On the other hand, the growth coupled acetate producer, Δacs, shows a constant production and growth rate over the length of the experiment (figure 2) demonstrating that this strategy is more stable than the classical engineering approach. The Qp estimated around 400 hours shows a decrease in the production but it is most likely due to experimental failure in the acetate determination assay. In the turbidostat, cells were grown at very low OD (threshold was set to 0.35) therefore the concentration of acetate was below the detection limit of the enzymatic assay method. To overcome this problem we dehydrate the samples by lyophilization, also called freeze-drying, then dilute them in a smaller volume, therefore increasing the concentration above the detection limit. Although this method worked (we obtained similar Qp values using different culture systems), the sample processing could have introduce noise in this measurement.

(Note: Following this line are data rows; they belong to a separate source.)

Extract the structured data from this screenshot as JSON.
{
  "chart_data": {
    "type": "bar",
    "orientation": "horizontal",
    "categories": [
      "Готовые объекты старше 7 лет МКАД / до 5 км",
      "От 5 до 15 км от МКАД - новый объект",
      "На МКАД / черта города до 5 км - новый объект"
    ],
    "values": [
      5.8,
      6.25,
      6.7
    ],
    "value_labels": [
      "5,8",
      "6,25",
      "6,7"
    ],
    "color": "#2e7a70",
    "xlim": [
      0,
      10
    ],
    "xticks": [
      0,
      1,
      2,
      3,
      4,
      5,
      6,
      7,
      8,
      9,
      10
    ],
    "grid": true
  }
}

In table 2 the physiological parameters obtained for six strains producing glycerol, lactate and acetate are presented. The lactate strain shows the highest Qp followed by Δacs and Syn1413. An intriguing result is the differences in Qp and growth rate of Δacs between cultivation methods. In the turbidostat the length of the exponential phase from where the growth rate is calculated is smaller than in photostat which could be influencing the estimation. For the Qp, the previously discussed argument could also be an explanation for this difference. In addition it is possible that the photostat conditions are more favourable for the growth of Synechocystis.